I think this representational problem needs to be thought of from a use case perspective. Why are we detecting objects?
I think @yukkysaito has it mostly right: the purpose of objects is so that the information can be used by a planner. I think there is also a potential use case for detection acting as a preprocessing step (i.e. determining RoI) for scene understanding, such as detecting buildings, signage etc.
Fundamentally, I broadly agree with the flow of:
Detection -> Tracking -> Path Prediction -> Planning
I also broadly agree with the general specification of what fields should be present after each stage.
However, I disagree that they should necessarily have the same common type, with fields selectively filled in.

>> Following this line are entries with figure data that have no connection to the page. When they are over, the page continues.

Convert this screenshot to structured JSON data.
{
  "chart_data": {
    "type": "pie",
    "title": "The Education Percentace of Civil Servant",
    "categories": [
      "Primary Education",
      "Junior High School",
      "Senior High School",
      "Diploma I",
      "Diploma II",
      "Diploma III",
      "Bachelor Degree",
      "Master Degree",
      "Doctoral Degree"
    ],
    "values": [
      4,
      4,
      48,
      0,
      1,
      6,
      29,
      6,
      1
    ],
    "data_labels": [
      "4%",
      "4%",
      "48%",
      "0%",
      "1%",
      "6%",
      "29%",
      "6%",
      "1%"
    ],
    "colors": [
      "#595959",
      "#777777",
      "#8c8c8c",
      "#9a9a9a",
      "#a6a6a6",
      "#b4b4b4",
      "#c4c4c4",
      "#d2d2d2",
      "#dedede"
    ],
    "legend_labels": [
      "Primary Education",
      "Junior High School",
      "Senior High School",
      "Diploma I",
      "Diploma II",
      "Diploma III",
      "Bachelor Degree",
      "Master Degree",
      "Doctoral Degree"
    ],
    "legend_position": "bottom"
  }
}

I think that would create ambiguity from both a developer and user perspective. An object ID, for example, has no semantic meaning when we’re talking about an instantaneous detection.
For example, as the output of an object detection stack, the purpose is to provide representation of the objects in the world instantaneously detected. This instantaneous detection could be directly used by planning, but it is most probably used by tracking.
Fundamentally, the representation should cover the following at a bare minimum:
- Where the objects are in 3 space, what space does it cover (size/shape/orientation)
Which is the core functionality needed for the planning use case, and is also sufficient for the tracking case.
You can then add on top of that other features of an object that you can detect instantaneously, for example:
- Label (with confidence)
- Orientation (with confidence)
- Velocity (i.e. using FMCW radars)
- Shape features (for matching/classification)
I think the fundamental size/shape/position fields can be satisfied by any reasonable object detection stack, i.e. LiDAR, stereo camera, RADAR, etc.